Côte d’Ivoire. Les manuels changent chaque année, les parents d’élèves n’ont pas voix au chapitre

Des manuels scolaires dans un marché abidjanais.

Le 25/09/2025 à 16h15

Elèves et parents peinent à mettre à la main sur les manuels scolaires exigés par les écoles. Et la raison est tout aussi simple qu’incroyable. Ces supports pédagogiques changent à chaque rentrée scolaire et les prix augmentent.

Chaque rentrée, les scolaires imposent une véritable épreuve aux familles. Dans les librairies d’Abidjan, la scène est devenue familière: des parents, liste des fournitures en main, arpentent désespérément les rayons à la recherche des manuels exigés par les établissements de leurs enfants. Problème, ces ouvrages changent presque chaque année, rendant inutilisables les anciens livres conservés par les aînés. Résultat: une flambée des prix et une course effrénée contre la montre.

«Rendez-vous compte. Nous vivons un bien curieux phénomène qui veut qu’un livre ne puisse pas servir deux années de suite. A chaque rentrée, nous devons en acheter de nouveau et qui ne seront plus au programme l’année d’après», déplore Losséni Doumbia, parent d’élève.

Aux marchés d’Abidjan comme dans les librairies, certains sont encore à la recherche des livres exigés par les enseignants, tandis que d’autres se plaignent du coût croissant de ces manuels. En effet, chaque année, les prix augmentent, et cette tendance ne fait que s’aggraver d’année en année.

«On ne comprend pas comment pour un seul pays, l’on peut avoir plusieurs éditions d’un même livre au programme. Tout est devenu du commerce maintenant. L’an dernier, j’avais acheté un manuel de mathématiques niveau CE1 à 1.500 francs. Cette année, le même livre a changé d’édition, et il coûte maintenant 2.500 francs. Je ne comprends pas pourquoi on nous impose toujours de nouvelles versions. Certains manuels demandés par les écoles n’existent pas sur le marché», lâche Ouattara Salimata, commerçante.

Au-delà de la rareté et du coût, une autre frustration nourrit la colère des parents: la suspicion d’un commerce parallèle. Certains enseignants sont accusés d’exiger l’achat de manuels directement à l’école, au prix fort. «C’est une véritable supercherie!

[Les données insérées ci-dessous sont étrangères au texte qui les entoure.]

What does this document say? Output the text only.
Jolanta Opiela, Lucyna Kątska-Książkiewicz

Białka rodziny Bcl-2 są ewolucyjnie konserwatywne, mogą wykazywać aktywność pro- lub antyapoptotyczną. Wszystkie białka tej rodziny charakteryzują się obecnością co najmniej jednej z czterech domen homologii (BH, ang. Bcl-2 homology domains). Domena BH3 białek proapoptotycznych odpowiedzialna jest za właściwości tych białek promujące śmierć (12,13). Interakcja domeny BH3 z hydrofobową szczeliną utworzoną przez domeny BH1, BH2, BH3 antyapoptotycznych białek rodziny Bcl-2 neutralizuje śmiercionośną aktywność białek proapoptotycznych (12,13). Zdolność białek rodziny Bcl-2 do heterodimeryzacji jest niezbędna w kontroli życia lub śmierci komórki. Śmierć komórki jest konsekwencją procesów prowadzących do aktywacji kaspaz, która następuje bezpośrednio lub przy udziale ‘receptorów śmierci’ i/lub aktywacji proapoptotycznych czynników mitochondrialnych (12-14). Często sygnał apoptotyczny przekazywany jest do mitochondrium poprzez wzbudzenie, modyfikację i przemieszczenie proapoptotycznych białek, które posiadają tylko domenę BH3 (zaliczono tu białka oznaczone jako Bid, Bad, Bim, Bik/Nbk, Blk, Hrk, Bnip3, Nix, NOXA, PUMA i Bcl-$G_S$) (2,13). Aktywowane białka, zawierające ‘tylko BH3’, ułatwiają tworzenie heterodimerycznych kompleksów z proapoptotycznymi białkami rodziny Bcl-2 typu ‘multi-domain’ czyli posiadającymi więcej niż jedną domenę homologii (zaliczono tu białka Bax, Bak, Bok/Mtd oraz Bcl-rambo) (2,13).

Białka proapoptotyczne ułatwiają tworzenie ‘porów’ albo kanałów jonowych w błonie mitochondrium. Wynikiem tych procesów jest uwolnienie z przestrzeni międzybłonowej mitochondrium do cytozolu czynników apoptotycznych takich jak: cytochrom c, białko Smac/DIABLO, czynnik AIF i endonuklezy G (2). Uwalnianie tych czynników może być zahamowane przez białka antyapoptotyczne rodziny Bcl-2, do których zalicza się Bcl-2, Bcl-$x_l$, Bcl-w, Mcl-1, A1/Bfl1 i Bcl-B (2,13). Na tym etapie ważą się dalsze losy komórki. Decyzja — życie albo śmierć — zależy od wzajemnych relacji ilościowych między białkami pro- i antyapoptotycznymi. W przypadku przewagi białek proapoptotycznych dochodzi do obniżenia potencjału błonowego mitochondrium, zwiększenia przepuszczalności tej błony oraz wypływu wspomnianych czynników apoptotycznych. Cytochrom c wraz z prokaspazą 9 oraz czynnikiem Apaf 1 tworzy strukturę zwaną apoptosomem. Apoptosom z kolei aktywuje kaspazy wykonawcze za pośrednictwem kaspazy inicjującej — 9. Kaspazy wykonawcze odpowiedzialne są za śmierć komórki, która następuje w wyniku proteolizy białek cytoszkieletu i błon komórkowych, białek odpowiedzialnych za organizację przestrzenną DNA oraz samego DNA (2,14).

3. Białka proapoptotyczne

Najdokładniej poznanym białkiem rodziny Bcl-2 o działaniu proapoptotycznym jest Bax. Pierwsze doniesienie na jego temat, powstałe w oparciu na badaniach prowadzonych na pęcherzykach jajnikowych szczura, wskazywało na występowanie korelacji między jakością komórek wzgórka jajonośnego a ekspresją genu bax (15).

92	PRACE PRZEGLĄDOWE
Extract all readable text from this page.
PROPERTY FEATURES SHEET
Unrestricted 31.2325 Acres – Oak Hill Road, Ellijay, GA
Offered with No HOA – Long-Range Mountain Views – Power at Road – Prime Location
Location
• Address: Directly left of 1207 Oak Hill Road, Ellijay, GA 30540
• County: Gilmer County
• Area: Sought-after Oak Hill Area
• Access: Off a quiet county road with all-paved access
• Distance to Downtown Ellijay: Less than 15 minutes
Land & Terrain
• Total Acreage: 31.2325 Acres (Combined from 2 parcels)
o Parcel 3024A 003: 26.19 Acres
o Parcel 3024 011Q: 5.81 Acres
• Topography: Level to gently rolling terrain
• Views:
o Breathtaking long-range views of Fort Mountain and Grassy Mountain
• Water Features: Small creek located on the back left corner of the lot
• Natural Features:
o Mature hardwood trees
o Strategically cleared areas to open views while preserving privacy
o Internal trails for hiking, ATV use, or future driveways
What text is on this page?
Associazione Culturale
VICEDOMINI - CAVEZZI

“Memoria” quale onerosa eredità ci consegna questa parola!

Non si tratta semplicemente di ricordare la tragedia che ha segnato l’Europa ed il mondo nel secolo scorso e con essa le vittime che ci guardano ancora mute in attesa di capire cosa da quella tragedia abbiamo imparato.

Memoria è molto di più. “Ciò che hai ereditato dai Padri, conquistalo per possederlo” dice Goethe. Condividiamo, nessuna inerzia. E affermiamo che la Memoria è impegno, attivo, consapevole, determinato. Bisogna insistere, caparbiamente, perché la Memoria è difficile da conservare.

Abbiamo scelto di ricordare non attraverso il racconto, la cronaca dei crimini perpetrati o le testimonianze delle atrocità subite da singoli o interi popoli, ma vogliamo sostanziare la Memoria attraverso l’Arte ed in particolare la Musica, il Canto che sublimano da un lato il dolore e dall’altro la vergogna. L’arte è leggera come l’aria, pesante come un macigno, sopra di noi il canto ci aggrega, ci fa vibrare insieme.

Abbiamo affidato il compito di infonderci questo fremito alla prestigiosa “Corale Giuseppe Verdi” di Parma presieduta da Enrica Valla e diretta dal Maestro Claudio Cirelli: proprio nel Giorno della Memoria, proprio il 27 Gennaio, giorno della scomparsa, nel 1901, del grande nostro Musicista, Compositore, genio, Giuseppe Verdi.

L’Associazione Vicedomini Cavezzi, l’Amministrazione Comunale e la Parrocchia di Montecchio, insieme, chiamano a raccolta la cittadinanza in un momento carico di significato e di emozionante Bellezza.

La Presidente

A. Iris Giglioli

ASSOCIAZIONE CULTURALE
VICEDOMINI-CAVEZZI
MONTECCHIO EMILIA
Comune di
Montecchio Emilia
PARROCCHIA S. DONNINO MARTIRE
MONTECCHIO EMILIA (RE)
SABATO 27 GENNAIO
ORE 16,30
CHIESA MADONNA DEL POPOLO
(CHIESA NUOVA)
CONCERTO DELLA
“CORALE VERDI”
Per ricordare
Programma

Nous avons l’impression que l’éducation de nos enfants est devenue un marché. Des enseignants se transforment en commerçants», fustige un parent.

Beaucoup regrettent «le bon vieux temps» où les cadets pouvaient hériter des livres de leurs aînés, permettant d’alléger considérablement les dépenses scolaires. Aujourd’hui, cette pratique est devenue quasi impossible, les éditions étant systématiquement modifiées. «Avant, les grands donnaient leurs livres aux petits. Aujourd’hui, on nous impose de tout racheter. C’est injuste», regrette Ouattara Salimata.

Face à ce désarroi généralisé, les appels à une politique plus cohérente dans la gestion des manuels scolaires se multiplient. Beaucoup estiment qu’une stabilisation du programme sur plusieurs années permettrait de réduire les coûts et de réutiliser les livres d’un enfant à l’autre. En attendant, ce sont les parents qui, chaque rentrée, portent à bout de bras ce fardeau silencieux, avec pour seul objectif de garantir l’éducation de leurs enfants.